Hat man die aus vier Kapiteln bestehende Hauptstory durch, ist aber noch lange nicht Schluss. Vor einer granatenmäßigen Cover-Galerie (unter anderem mit Arbeiten von Skottie Young, Afu Chan, Jakub Rebelka und David Rubin) sowie einem kurzen Skizzen-Part, gibt es noch eine feine Sammlung mit Kurzgeschichten.

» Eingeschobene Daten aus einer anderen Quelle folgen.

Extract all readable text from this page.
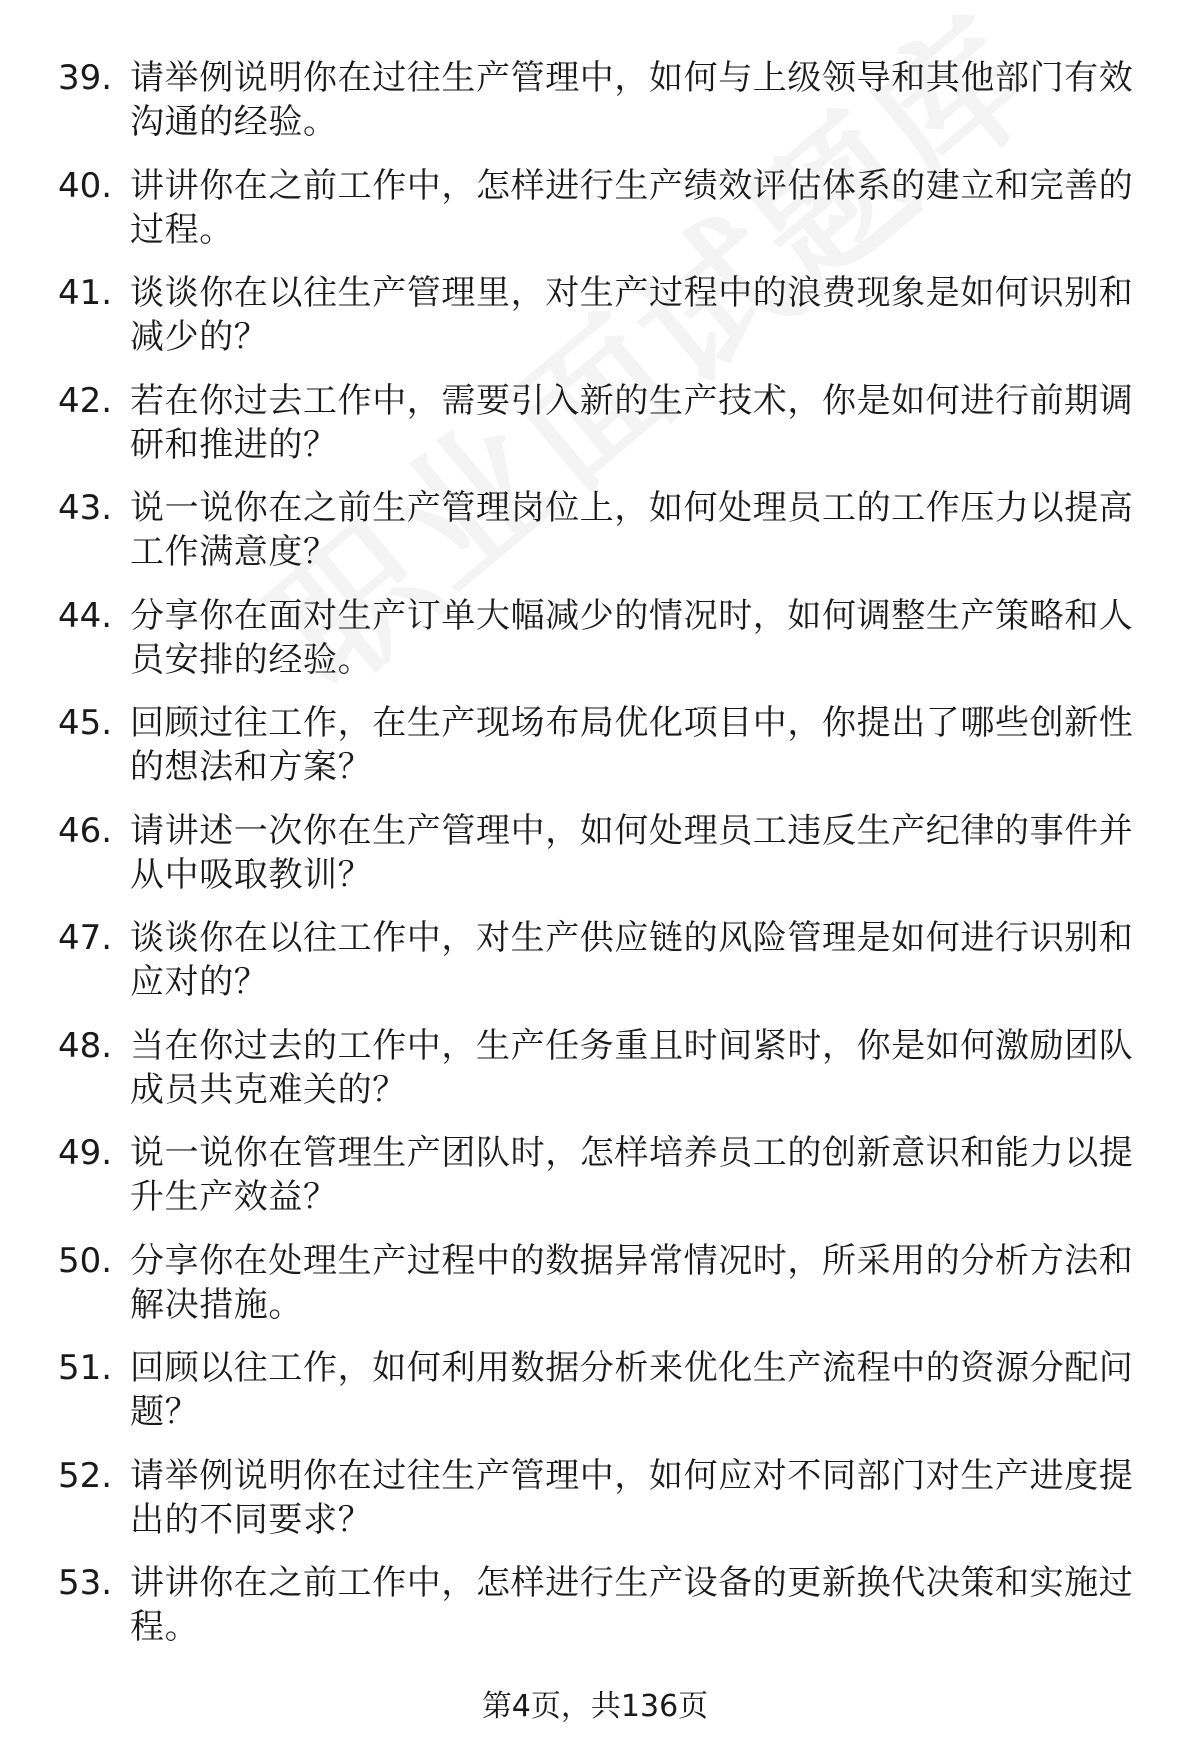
39. 请举例说明你在过往生产管理中，如何与上级领导和其他部门有效沟通的经验。
40. 讲讲你在之前工作中，怎样进行生产绩效评估体系的建立和完善的过程。
41. 谈谈你在以往生产管理里，对生产过程中的浪费现象是如何识别和减少的？
42. 若在你过去工作中，需要引入新的生产技术，你是如何进行前期调研和推进的？
43. 说一说你在之前生产管理岗位上，如何处理员工的工作压力以提高工作满意度？
44. 分享你在面对生产订单大幅减少的情况时，如何调整生产策略和人员安排的经验。
45. 回顾过往工作，在生产现场布局优化项目中，你提出了哪些创新性的想法和方案？
46. 请讲述一次你在生产管理中，如何处理员工违反生产纪律的事件并从中吸取教训？
47. 谈谈你在以往工作中，对生产供应链的风险管理是如何进行识别和应对的？
48. 当在你过去的工作中，生产任务重且时间紧时，你是如何激励团队成员共克难关的？
49. 说一说你在管理生产团队时，怎样培养员工的创新意识和能力以提升生产效益？
50. 分享你在处理生产过程中的数据异常情况时，所采用的分析方法和解决措施。
51. 回顾以往工作，如何利用数据分析来优化生产流程中的资源分配问题？
52. 请举例说明你在过往生产管理中，如何应对不同部门对生产进度提出的不同要求？
53. 讲讲你在之前工作中，怎样进行生产设备的更新换代决策和实施过程。
第4页，共136页
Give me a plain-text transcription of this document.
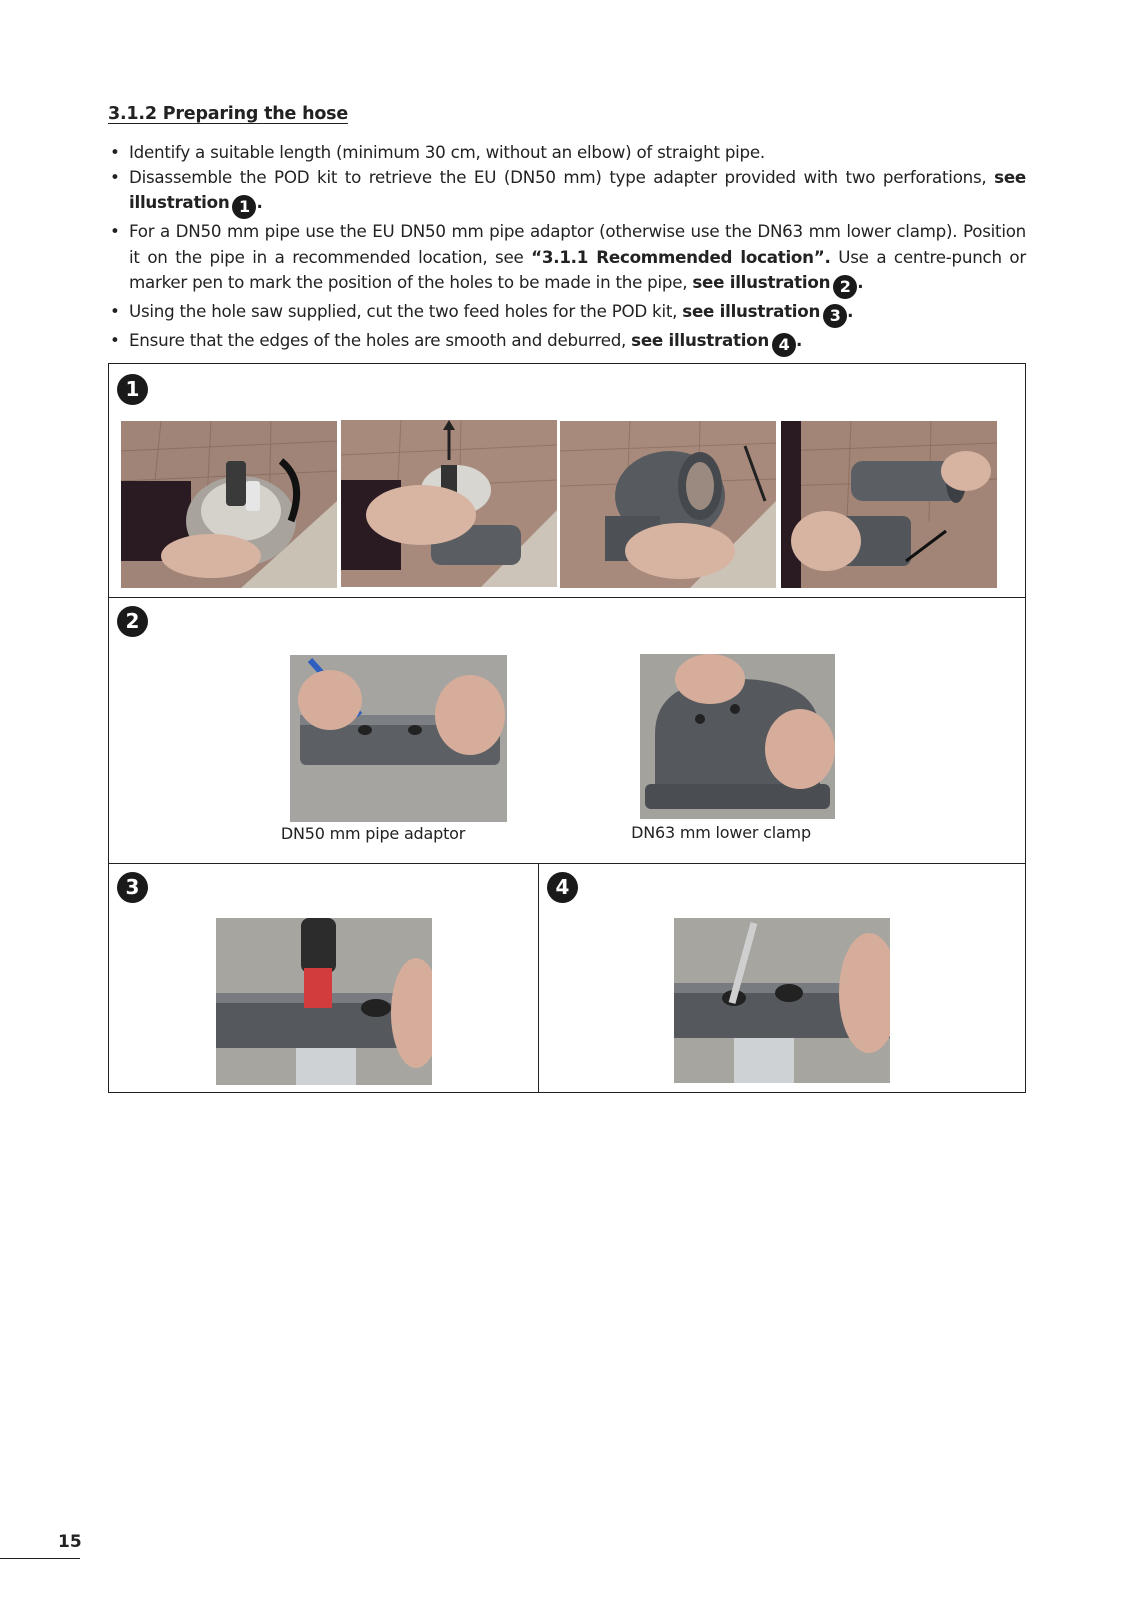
3.1.2 Preparing the hose
• Identify a suitable length (minimum 30 cm, without an elbow) of straight pipe.
• Disassemble the POD kit to retrieve the EU (DN50 mm) type adapter provided with two perforations, see illustration 1 .
• For a DN50 mm pipe use the EU DN50 mm pipe adaptor (otherwise use the DN63 mm lower clamp). Position it on the pipe in a recommended location, see “3.1.1 Recommended location”. Use a centre-punch or marker pen to mark the position of the holes to be made in the pipe, see illustration 2 .
• Using the hole saw supplied, cut the two feed holes for the POD kit, see illustration 3 .
• Ensure that the edges of the holes are smooth and deburred, see illustration 4 .
1
2
DN50 mm pipe adaptor	DN63 mm lower clamp
3	4
15
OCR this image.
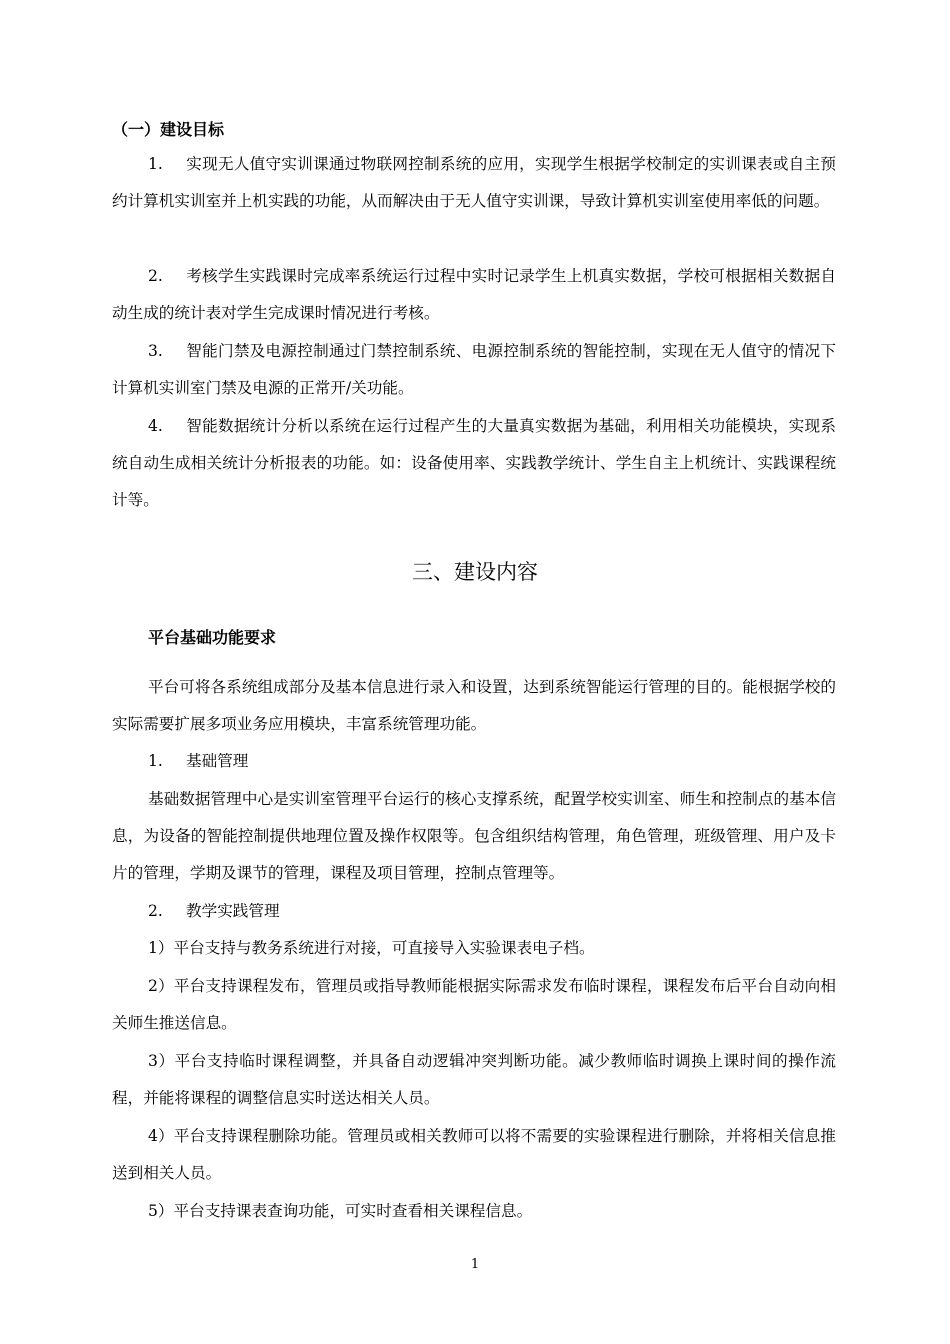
（一）建设目标

1. 实现无人值守实训课通过物联网控制系统的应用，实现学生根据学校制定的实训课表或自主预约计算机实训室并上机实践的功能，从而解决由于无人值守实训课，导致计算机实训室使用率低的问题。

2. 考核学生实践课时完成率系统运行过程中实时记录学生上机真实数据，学校可根据相关数据自动生成的统计表对学生完成课时情况进行考核。

3. 智能门禁及电源控制通过门禁控制系统、电源控制系统的智能控制，实现在无人值守的情况下计算机实训室门禁及电源的正常开/关功能。

4. 智能数据统计分析以系统在运行过程产生的大量真实数据为基础，利用相关功能模块，实现系统自动生成相关统计分析报表的功能。如：设备使用率、实践教学统计、学生自主上机统计、实践课程统计等。

三、建设内容
平台基础功能要求

平台可将各系统组成部分及基本信息进行录入和设置，达到系统智能运行管理的目的。能根据学校的实际需要扩展多项业务应用模块，丰富系统管理功能。

1. 基础管理

基础数据管理中心是实训室管理平台运行的核心支撑系统，配置学校实训室、师生和控制点的基本信息，为设备的智能控制提供地理位置及操作权限等。包含组织结构管理，角色管理，班级管理、用户及卡片的管理，学期及课节的管理，课程及项目管理，控制点管理等。

2. 教学实践管理

1）平台支持与教务系统进行对接，可直接导入实验课表电子档。

2）平台支持课程发布，管理员或指导教师能根据实际需求发布临时课程，课程发布后平台自动向相关师生推送信息。

3）平台支持临时课程调整，并具备自动逻辑冲突判断功能。减少教师临时调换上课时间的操作流程，并能将课程的调整信息实时送达相关人员。

4）平台支持课程删除功能。管理员或相关教师可以将不需要的实验课程进行删除，并将相关信息推送到相关人员。

5）平台支持课表查询功能，可实时查看相关课程信息。

1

Die vier Backup-Storys (darunter auch die Erzählung „Frostgrimm“, welche der US-Verlag IDW 2019 als One-Shot „The Spider King: Frostbite“ veröffentlichte) wurden ebenfalls von Autor Josh Vann geschrieben, allerdings kommen neben Simone D’Armini auch noch andere Zeichner dazu, ihre jeweiligen Stile einzubringen. Nicht jeder Stil zündet, aber die künstlerische Vielfalt ist insgesamt begrüßenswert. D’Armini hat aber allein durch die Hauptgeschichte meinen vollen Segen, da der Italiener mit Wohnsitz in Schottland seinen kantig-klobigen Strich brachial aufs dicke Papier hämmert.

Fazit:

So muss ein Genre-Mix aussehen, um zu begeistern! Müsste ich etwas beanstanden, wären es ein paar Rechtschreibfehler, die hätten vermieden werden können. Ansonsten lässt „The Spider King“ mit seiner Genre-Vielfalt und dem feinen Quäntchen Humor absolut keine Wünsche offen. Da die Qualität von CROSS CULT ebenfalls stimmt, bekommen Comic-Liebhaber mit Vorliebe für skurrile Stoffe, handfester Action und einer angemessenen Portion Wikinger-Gewalt - neben einer verdammt guten Zeit - eine ganze Menge für ihr Geld geboten.